SA businesses selling their premises due to unreliable water and electricity supplies

Commercial property owners in South Africa are mostly selling their business premises to move to ones with better water and electricity supplies. Picture: Magda Ehlers/Pexels

Commercial property owners in South Africa are mostly selling their business premises to move to ones with better water and electricity supplies. Picture: Magda Ehlers/Pexels

Published Oct 9, 2023


Just under half of South African companies selling their business premises are doing so to move to areas with better municipal services and reliable utilities.

This figure is even higher than the number of commercial property owners selling up due to financial pressure.

Focusing on key drivers of movement and sales activity in owner-occupied properties, results of the Q3:2023 FNB Property Broker Survey, shows that, for the third consecutive quarter, selling to relocate in search of better utilities and municipal services – for instance electricity and water, is the key motive for selling at 44 percent.

While electricity supply issues and heightened load shedding since late-2022 may play a key role here, FNB senior commercial property economist John Loos says South Africa’s mounting water issues and other services and infrastructure shortcomings may be playing a significant role too.

“But it was the sharp increase in electricity load shedding that appeared to precede the early-2023 ‘elevation’ in this motive for selling.”

He says the motive to sell in favour of premises in areas with better water and electricity supply rose steadily in significance in 2022, and then jumped sharply in the Q1:2023 survey.

“We believe that various infrastructure and services deterioration in various areas and regions has been driving this, but that the late-2022 surge in electricity load shedding was likely the key factor in the early-2023 spike.”

While the estimated percentage of sellers driven at least in part by this motive did decline slightly from the second quarter’s 44.9 percent of total sellers, this level still remains strongly elevated at a level not seen prior to 2023, and still outstripping all other perceived motives for selling.
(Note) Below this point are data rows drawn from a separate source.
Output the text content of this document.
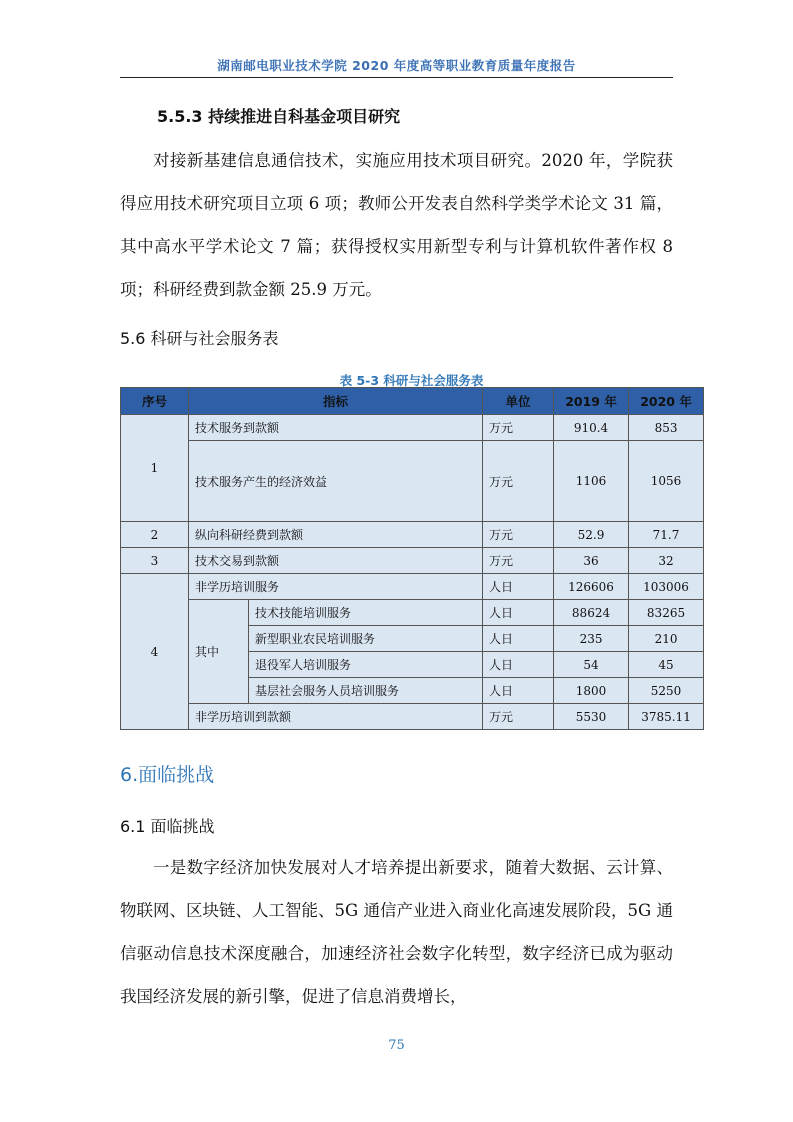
湖南邮电职业技术学院 2020 年度高等职业教育质量年度报告
5.5.3 持续推进自科基金项目研究
对接新基建信息通信技术，实施应用技术项目研究。2020 年，学院获得应用技术研究项目立项 6 项；教师公开发表自然科学类学术论文 31 篇，其中高水平学术论文 7 篇；获得授权实用新型专利与计算机软件著作权 8 项；科研经费到款金额 25.9 万元。
5.6 科研与社会服务表
表 5-3 科研与社会服务表
序号	指标		单位	2019 年	2020 年
1	技术服务到款额		万元	910.4	853
	技术服务产生的经济效益		万元	1106	1056
2	纵向科研经费到款额		万元	52.9	71.7
3	技术交易到款额		万元	36	32
4	非学历培训服务		人日	126606	103006
	其中	技术技能培训服务	人日	88624	83265
		新型职业农民培训服务	人日	235	210
		退役军人培训服务	人日	54	45
		基层社会服务人员培训服务	人日	1800	5250
	非学历培训到款额		万元	5530	3785.11
6.面临挑战
6.1 面临挑战
一是数字经济加快发展对人才培养提出新要求，随着大数据、云计算、物联网、区块链、人工智能、5G 通信产业进入商业化高速发展阶段，5G 通信驱动信息技术深度融合，加速经济社会数字化转型，数字经济已成为驱动我国经济发展的新引擎，促进了信息消费增长，
75
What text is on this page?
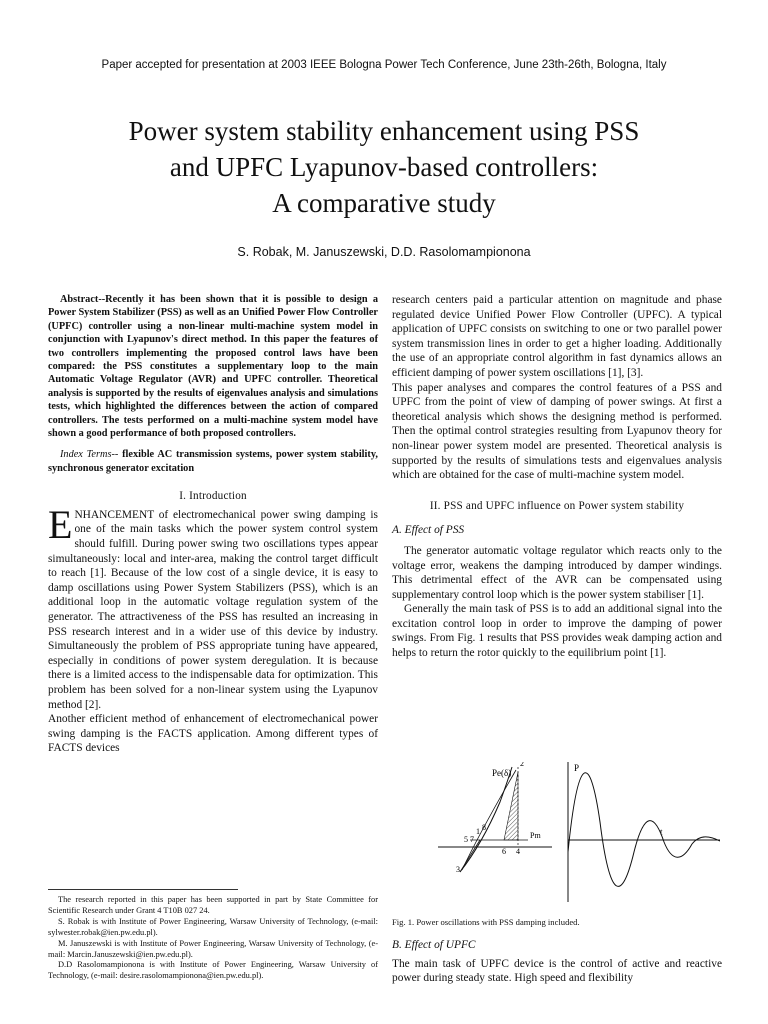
Paper accepted for presentation at 2003 IEEE Bologna Power Tech Conference, June 23th-26th, Bologna, Italy
Power system stability enhancement using PSS
and UPFC Lyapunov-based controllers:
A comparative study
S. Robak, M. Januszewski, D.D. Rasolomampionona

Abstract--Recently it has been shown that it is possible to design a Power System Stabilizer (PSS) as well as an Unified Power Flow Controller (UPFC) controller using a non-linear multi-machine system model in conjunction with Lyapunov's direct method. In this paper the features of two controllers implementing the proposed control laws have been compared: the PSS constitutes a supplementary loop to the main Automatic Voltage Regulator (AVR) and UPFC controller. Theoretical analysis is supported by the results of eigenvalues analysis and simulations tests, which highlighted the differences between the action of compared controllers. The tests performed on a multi-machine system model have shown a good performance of both proposed controllers.

Index Terms-- flexible AC transmission systems, power system stability, synchronous generator excitation

I. Introduction

ENHANCEMENT of electromechanical power swing damping is one of the main tasks which the power system control system should fulfill. During power swing two oscillations types appear simultaneously: local and inter-area, making the control target difficult to reach [1]. Because of the low cost of a single device, it is easy to damp oscillations using Power System Stabilizers (PSS), which is an additional loop in the automatic voltage regulation system of the generator. The attractiveness of the PSS has resulted an increasing in PSS research interest and in a wider use of this device by industry. Simultaneously the problem of PSS appropriate tuning have appeared, especially in conditions of power system deregulation. It is because there is a limited access to the indispensable data for optimization. This problem has been solved for a non-linear system using the Lyapunov method [2].

Another efficient method of enhancement of electromechanical power swing damping is the FACTS application. Among different types of FACTS devices

The research reported in this paper has been supported in part by State Committee for Scientific Research under Grant 4 T10B 027 24.

S. Robak is with Institute of Power Engineering, Warsaw University of Technology, (e-mail: sylwester.robak@ien.pw.edu.pl).

M. Januszewski is with Institute of Power Engineering, Warsaw University of Technology, (e-mail: Marcin.Januszewski@ien.pw.edu.pl).

D.D Rasolomampionona is with Institute of Power Engineering, Warsaw University of Technology, (e-mail: desire.rasolomampionona@ien.pw.edu.pl).

research centers paid a particular attention on magnitude and phase regulated device Unified Power Flow Controller (UPFC). A typical application of UPFC consists on switching to one or two parallel power system transmission lines in order to get a higher loading. Additionally the use of an appropriate control algorithm in fast dynamics allows an efficient damping of power system oscillations [1], [3].

This paper analyses and compares the control features of a PSS and UPFC from the point of view of damping of power swings. At first a theoretical analysis which shows the designing method is performed. Then the optimal control strategies resulting from Lyapunov theory for non-linear power system model are presented. Theoretical analysis is supported by the results of simulations tests and eigenvalues analysis which are obtained for the case of multi-machine system model.

II. PSS and UPFC influence on Power system stability
A. Effect of PSS

The generator automatic voltage regulator which reacts only to the voltage error, weakens the damping introduced by damper windings. This detrimental effect of the AVR can be compensated using supplementary control loop which is the power system stabiliser [1].

Generally the main task of PSS is to add an additional signal into the excitation control loop in order to improve the damping of power swings. From Fig. 1 results that PSS provides weak damping action and helps to return the rotor quickly to the equilibrium point [1].

Pe(δ)
Pm
2
3
1 8
5 7
6 4
P
t
Fig. 1. Power oscillations with PSS damping included.
B. Effect of UPFC

The main task of UPFC device is the control of active and reactive power during steady state. High speed and flexibility
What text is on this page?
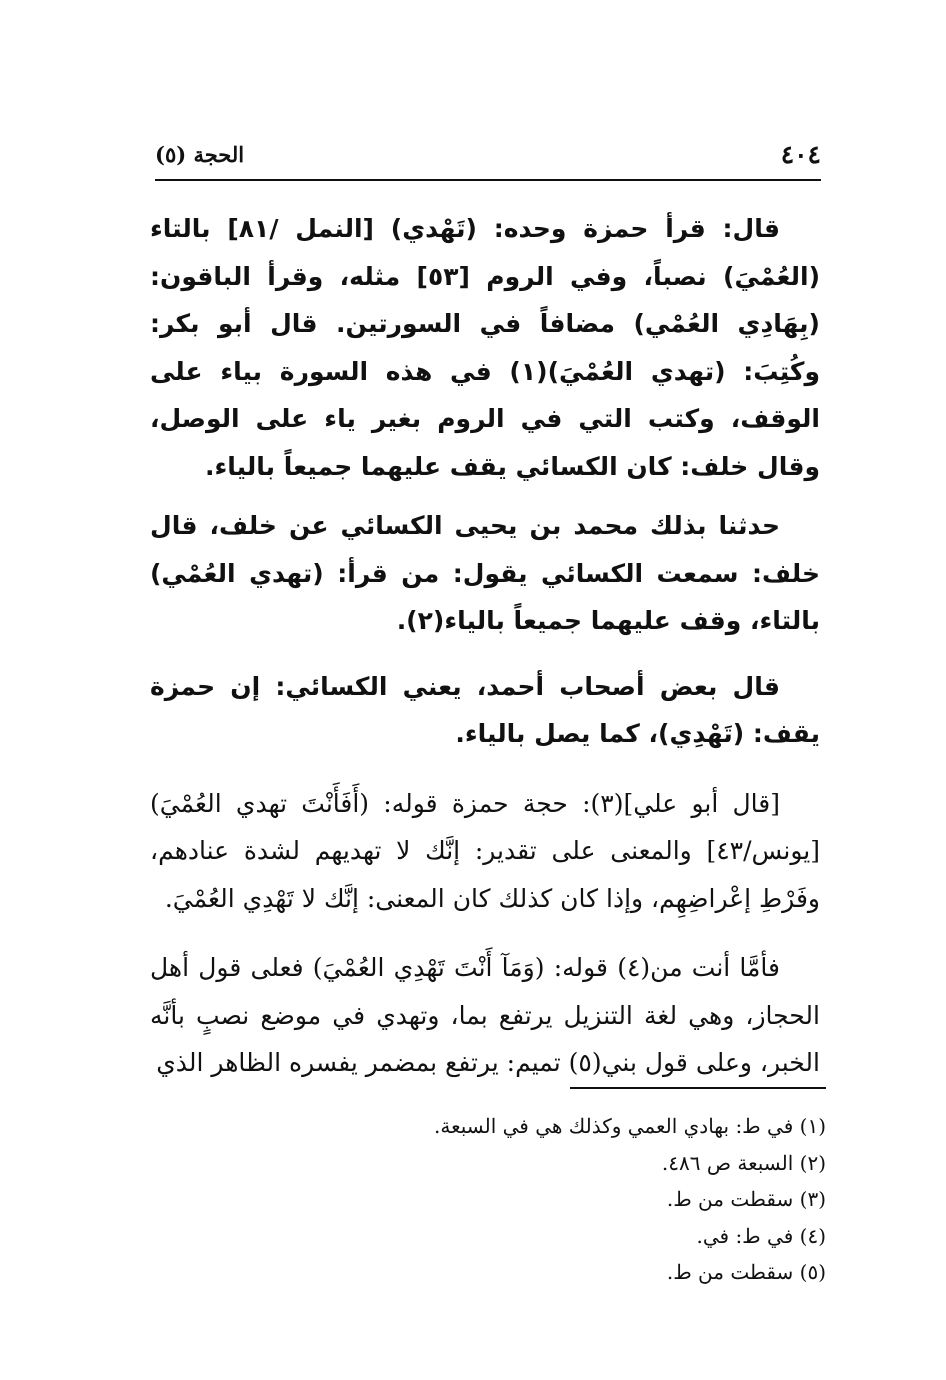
٤٠٤
الحجة (٥)

قال: قرأ حمزة وحده: (تَهْدي) [النمل /٨١] بالتاء (العُمْيَ) نصباً، وفي الروم [٥٣] مثله، وقرأ الباقون: (بِهَادِي العُمْي) مضافاً في السورتين. قال أبو بكر: وكُتِبَ: (تهدي العُمْيَ)(١) في هذه السورة بياء على الوقف، وكتب التي في الروم بغير ياء على الوصل، وقال خلف: كان الكسائي يقف عليهما جميعاً بالياء.

حدثنا بذلك محمد بن يحيى الكسائي عن خلف، قال خلف: سمعت الكسائي يقول: من قرأ: (تهدي العُمْي) بالتاء، وقف عليهما جميعاً بالياء(٢).

قال بعض أصحاب أحمد، يعني الكسائي: إن حمزة يقف: (تَهْدِي)، كما يصل بالياء.

[قال أبو علي](٣): حجة حمزة قوله: (أَفَأَنْتَ تهدي العُمْيَ) [يونس/٤٣] والمعنى على تقدير: إنَّك لا تهديهم لشدة عنادهم، وفَرْطِ إعْراضِهِم، وإذا كان كذلك كان المعنى: إنَّك لا تَهْدِي العُمْيَ.

فأمَّا أنت من(٤) قوله: (وَمَآ أَنْتَ تَهْدِي العُمْيَ) فعلى قول أهل الحجاز، وهي لغة التنزيل يرتفع بما، وتهدي في موضع نصبٍ بأنَّه الخبر، وعلى قول بني(٥) تميم: يرتفع بمضمر يفسره الظاهر الذي

(١) في ط: بهادي العمي وكذلك هي في السبعة.
(٢) السبعة ص ٤٨٦.
(٣) سقطت من ط.
(٤) في ط: في.
(٥) سقطت من ط.
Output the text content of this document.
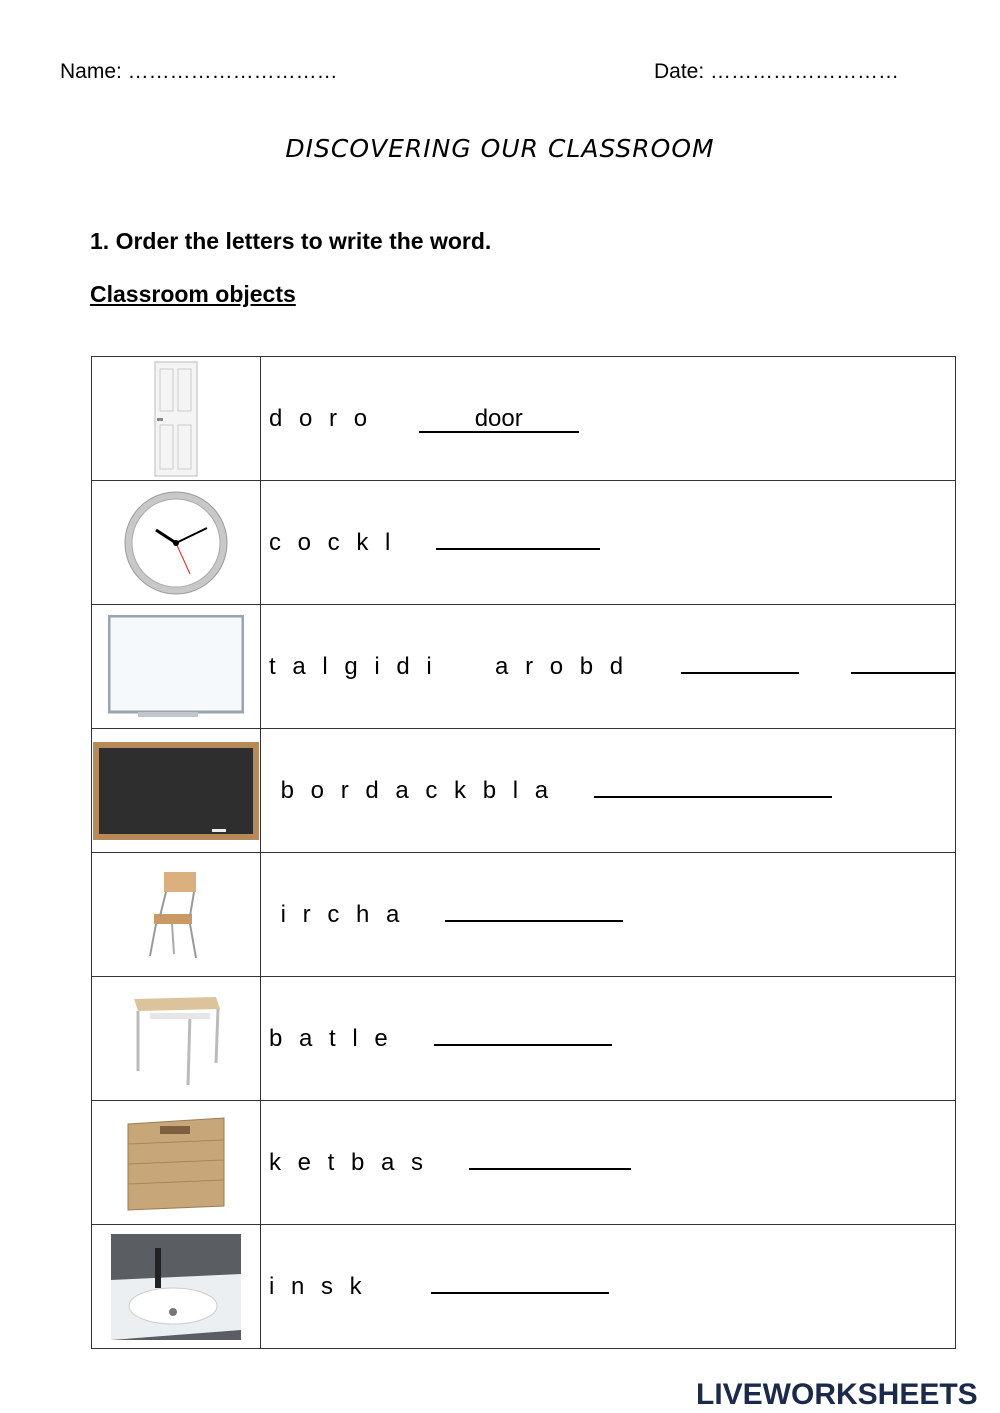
Name: …………………………	Date: ………………………
DISCOVERING OUR CLASSROOM
1. Order the letters to write the word.
Classroom objects
	d o r o door

	c o c k l

	t a l g i d i     a r o b d

	b o r d a c k b l a

	i r c h a

	b a t l e

	k e t b a s

	i n s k
LIVEWORKSHEETS
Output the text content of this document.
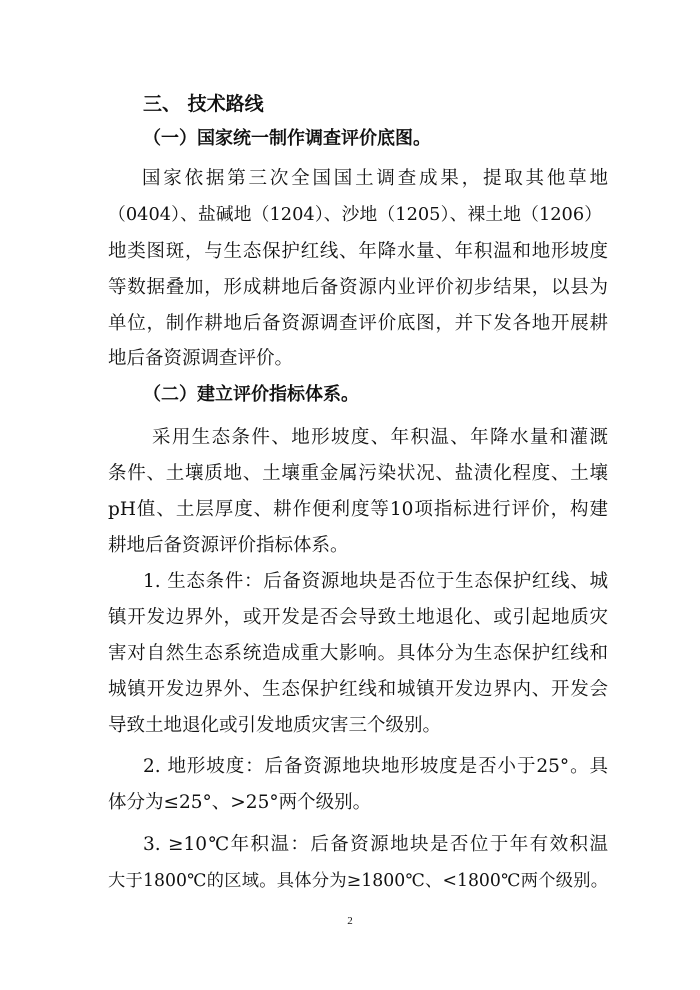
三、 技术路线
（一）国家统一制作调查评价底图。
国家依据第三次全国国土调查成果，提取其他草地
（0404）、盐碱地（1204）、沙地（1205）、裸土地（1206）
地类图斑，与生态保护红线、年降水量、年积温和地形坡度
等数据叠加，形成耕地后备资源内业评价初步结果，以县为
单位，制作耕地后备资源调查评价底图，并下发各地开展耕
地后备资源调查评价。
（二）建立评价指标体系。
采用生态条件、地形坡度、年积温、年降水量和灌溉
条件、土壤质地、土壤重金属污染状况、盐渍化程度、土壤
pH值、土层厚度、耕作便利度等10项指标进行评价，构建
耕地后备资源评价指标体系。
1. 生态条件：后备资源地块是否位于生态保护红线、城
镇开发边界外，或开发是否会导致土地退化、或引起地质灾
害对自然生态系统造成重大影响。具体分为生态保护红线和
城镇开发边界外、生态保护红线和城镇开发边界内、开发会
导致土地退化或引发地质灾害三个级别。
2. 地形坡度：后备资源地块地形坡度是否小于25°。具
体分为≤25°、>25°两个级别。
3. ≥10℃年积温：后备资源地块是否位于年有效积温
大于1800℃的区域。具体分为≥1800℃、<1800℃两个级别。
2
“With various services provided by utilities and municipalities deteriorating in many parts of the country, and load shedding remaining elevated, we would expect to see this motive for selling and relocating remaining prominent in the near term.”

Financial pressure is the second biggest single selling driver at 30.15 percent of total selling, the survey shows. Although declining slightly in prominence, Loos says this could be due to future optimism regarding financial situations as a result of the apparent end of interest rate hiking, rather than an actual decline in financial pressure of late.

“Selling due to financial pressure was perceived to have declined mildly in the Q3 survey, from 32.3 percent in the prior quarter to 30.2 percent. We had expected some increase in this motive’s prominence, given a likely lagged financial impact on many companies’ finances from interest rate hiking that took place up until May 2023.

“Interest rates had risen by 475 basis points in total from November 2021 to May 2023. However, it is possible that the apparent end of interest rate hiking in May, with a subsequent unchanged interest rate decision by the SARB in July just prior to this survey, may be driving increased business confidence regarding future company financial positions, with an increasing expectation that the next interest rate move will be lower.”

Decisions to sell or not to sell could then in part be made based on near term expectations.

In addition, real GDP (Gross Domestic Product) growth did improve somewhat in the second quarter, from 0.2 percent year-on-year in the prior quarter to 1.6 percent year-on-year. Reduced electricity load shedding at a stage of the second quarter played a role here, and the RMB-BER Business Confidence Index for the 3rd quarter of 2023 did show a small improvement, after prior decline.”

Therefore, Loos says it is possible that some improved future confidence is containing sales of properties due to financial pressure.

An additional potential indicator of easing or tightening financial pressure is the percentage of selling in order to relocate to ‘bigger and better premises’.

“Here we see a slight improvement, from 16.4 percent of sellers in the prior quarter to 17.4 percent in the third quarter of 2023, after prior quarters of decline. This may, once again, reflect small improvements in business confidence on the back of slightly better economic and interest rate news recently, although it is too early to draw conclusions.”